St. Peter's Episcopal Church is the oldest surviving Protestant church building on the Kenai Peninsula. It was also the location of the first public school classroom in the town of Seward, and it housed a library reading room beginning in 1929.
Soon after the town of Seward was established in the summer of 1903, a priest headquartered in Valdez began making periodic trips to Seward to hold services in a tent. The basement, or undercroft, was built during the fall and the first formal religious service was held there on February 19, 1905. The first formal session of the Seward grammar school was held in the undercroft on February 26, 1905. One room of Seward's school was housed in the church undercroft, the other in the Ballaine Building
A feverish period of Seward settlement passed with the disappointing bankruptcy of the Alaska Northern Railway.

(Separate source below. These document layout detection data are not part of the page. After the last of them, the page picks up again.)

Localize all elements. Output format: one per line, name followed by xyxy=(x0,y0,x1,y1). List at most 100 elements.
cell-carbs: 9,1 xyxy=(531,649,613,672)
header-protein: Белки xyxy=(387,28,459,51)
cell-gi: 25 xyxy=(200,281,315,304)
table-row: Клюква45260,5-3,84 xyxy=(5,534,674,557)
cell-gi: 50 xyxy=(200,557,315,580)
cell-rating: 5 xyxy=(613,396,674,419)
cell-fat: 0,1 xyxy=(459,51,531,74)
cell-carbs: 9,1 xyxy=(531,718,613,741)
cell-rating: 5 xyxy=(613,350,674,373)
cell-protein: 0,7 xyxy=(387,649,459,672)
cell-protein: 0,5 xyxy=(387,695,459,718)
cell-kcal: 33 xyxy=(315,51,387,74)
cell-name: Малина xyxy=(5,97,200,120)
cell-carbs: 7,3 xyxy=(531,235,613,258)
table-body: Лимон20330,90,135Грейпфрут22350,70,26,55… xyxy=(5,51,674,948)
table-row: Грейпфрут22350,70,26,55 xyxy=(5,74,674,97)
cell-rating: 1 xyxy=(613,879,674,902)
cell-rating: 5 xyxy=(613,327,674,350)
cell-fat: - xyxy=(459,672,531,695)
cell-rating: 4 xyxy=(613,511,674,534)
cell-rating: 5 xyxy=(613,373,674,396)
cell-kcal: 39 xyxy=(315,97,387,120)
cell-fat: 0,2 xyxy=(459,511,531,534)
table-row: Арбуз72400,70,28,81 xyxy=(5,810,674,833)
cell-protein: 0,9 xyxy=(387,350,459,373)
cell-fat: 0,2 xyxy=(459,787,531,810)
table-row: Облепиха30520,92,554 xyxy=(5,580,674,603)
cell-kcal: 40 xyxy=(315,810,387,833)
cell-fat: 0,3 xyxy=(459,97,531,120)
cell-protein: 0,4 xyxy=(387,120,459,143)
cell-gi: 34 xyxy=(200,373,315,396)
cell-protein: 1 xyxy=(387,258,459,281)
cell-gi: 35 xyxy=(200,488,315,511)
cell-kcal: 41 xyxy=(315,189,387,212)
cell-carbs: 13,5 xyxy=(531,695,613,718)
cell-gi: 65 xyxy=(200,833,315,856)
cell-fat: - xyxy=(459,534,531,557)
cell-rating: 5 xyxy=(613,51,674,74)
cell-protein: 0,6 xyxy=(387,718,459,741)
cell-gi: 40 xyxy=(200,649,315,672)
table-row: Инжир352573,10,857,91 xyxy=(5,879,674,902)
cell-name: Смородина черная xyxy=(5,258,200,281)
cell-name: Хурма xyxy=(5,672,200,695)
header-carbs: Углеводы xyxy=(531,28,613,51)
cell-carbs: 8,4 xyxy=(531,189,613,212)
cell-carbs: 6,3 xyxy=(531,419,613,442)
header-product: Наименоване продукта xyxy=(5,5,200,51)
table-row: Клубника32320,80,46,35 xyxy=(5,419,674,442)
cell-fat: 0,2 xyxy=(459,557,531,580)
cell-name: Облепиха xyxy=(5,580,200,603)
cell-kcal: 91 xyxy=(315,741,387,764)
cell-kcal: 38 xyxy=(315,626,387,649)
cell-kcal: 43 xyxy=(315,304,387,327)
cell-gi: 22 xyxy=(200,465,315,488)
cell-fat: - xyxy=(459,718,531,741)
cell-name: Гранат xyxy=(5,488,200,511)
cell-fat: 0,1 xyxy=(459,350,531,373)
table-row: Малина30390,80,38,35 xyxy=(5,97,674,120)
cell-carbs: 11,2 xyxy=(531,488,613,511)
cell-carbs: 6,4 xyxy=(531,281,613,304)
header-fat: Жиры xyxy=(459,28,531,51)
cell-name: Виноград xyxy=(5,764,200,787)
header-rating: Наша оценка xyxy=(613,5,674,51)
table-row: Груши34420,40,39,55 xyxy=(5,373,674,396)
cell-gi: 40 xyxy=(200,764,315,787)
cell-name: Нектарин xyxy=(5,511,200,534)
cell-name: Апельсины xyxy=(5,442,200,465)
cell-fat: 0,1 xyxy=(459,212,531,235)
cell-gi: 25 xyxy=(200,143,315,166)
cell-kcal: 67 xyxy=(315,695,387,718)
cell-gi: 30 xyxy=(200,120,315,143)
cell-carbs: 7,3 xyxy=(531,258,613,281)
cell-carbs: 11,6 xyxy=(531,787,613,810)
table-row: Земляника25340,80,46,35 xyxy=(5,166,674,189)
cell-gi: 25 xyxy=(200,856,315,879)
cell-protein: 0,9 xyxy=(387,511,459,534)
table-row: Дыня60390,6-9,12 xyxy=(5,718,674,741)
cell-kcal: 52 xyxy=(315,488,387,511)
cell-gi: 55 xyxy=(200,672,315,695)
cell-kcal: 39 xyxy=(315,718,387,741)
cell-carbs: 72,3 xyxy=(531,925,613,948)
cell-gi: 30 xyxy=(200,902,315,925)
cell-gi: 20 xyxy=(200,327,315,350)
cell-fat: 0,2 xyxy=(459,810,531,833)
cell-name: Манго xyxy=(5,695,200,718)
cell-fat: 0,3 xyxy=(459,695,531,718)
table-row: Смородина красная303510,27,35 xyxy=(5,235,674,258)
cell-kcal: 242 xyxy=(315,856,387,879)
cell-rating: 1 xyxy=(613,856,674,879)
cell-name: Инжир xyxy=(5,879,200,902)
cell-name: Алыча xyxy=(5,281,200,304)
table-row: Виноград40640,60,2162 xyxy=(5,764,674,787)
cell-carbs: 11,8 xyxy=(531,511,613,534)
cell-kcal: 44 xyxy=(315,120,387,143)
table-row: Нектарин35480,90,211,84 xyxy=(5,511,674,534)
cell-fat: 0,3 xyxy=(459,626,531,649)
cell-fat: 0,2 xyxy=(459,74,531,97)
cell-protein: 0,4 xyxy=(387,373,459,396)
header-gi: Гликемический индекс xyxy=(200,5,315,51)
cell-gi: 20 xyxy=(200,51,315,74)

When construction work on the railroad revived in 1915 there was renewed activity, population, and money in Seward, and with it the need for social and personal amenities such as churches, schools, hospitals, and libraries. During this time, construction on the church resumed. The main chamber and roof with the original belfry were built in 1916. The rectory was built in 1917 between the church and the former Ballaine Building, which had since been converted to the Seward Elementary School.
The church has an interesting painting inside by the Dutch artist, Jan Van Emple. It depicts “The Resurrection” with Seward residents used as models in the background.